The team didn’t work together, or on antibodies, right away. As was the DSV blueprint, they explored many ideas with many members of the cohort to find truly great need/team/solution matches. Ideas included distributed cloud labs using dormant equipment, an integrated synbio development environment, cell activity simulation, parasitic worms as a treatment, predicting the response of the microbiome to particular drugs and reducing the impact of cytokine storms during CAR-T cell therapy.
However, after around a month it was clear that they were all equally passionate about chipping away at the insane time and cost it takes to develop a new drug (6–10 years and $2.6bn). If you can make the process quicker and cheaper it vastly increases the chance of developing effective treatments.
The team undertook a sprint to examine the drug development processes and identified that antibodies are the fastest-growing drug type and already have a large market share. Moreover antibody discovery is still conducted in the lab, partly by screening antibodies but largely by exposing animals to the antigen, followed by an arduous process of extracting, filtering and scaling up quantities of the antibody, taking up to 18 months and at a cost of £30k–300k per candidate.
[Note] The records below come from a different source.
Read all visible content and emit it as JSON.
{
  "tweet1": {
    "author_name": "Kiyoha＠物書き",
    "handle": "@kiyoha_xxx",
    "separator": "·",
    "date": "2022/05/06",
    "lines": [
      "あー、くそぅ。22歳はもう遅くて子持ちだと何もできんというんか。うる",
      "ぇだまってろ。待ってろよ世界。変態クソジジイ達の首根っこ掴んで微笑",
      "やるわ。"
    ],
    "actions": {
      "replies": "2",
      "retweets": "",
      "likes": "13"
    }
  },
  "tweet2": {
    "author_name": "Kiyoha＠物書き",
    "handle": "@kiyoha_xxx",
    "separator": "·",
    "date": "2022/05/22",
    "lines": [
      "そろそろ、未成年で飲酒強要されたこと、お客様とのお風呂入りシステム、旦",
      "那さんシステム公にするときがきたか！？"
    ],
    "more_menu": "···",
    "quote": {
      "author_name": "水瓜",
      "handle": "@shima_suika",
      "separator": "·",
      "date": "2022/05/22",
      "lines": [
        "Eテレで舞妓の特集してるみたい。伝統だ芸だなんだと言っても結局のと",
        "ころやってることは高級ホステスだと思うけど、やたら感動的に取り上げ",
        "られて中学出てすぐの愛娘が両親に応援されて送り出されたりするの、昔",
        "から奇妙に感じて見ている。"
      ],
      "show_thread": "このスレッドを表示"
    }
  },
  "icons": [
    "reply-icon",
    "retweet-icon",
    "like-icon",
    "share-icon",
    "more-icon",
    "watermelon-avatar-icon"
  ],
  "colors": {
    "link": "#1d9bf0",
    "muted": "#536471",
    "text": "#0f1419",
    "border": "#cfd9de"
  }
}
The idea of using machine learning and cell free protein synthesis to replace this process started to come together within the next couple of weeks. A very rough proof of concept showed that it could provide results that equaled those of traditional methods in just a few hours. With this data the team quickly found traction with major contract research organisations, the outsourcing agents which handle around $1bn of antibody discovery for large pharma companies.
The team recognised that it can be difficult to raise money for what is predominately software in the field of pharma (more on that madness in another post), but they were confident that they had made an important breakthrough, and through their deep technical expertise and with intensive customer development they forged a collaboration with a major pharma player, giving them market credibility.
The team are currently building out the core technology, working up partnerships and raising investment.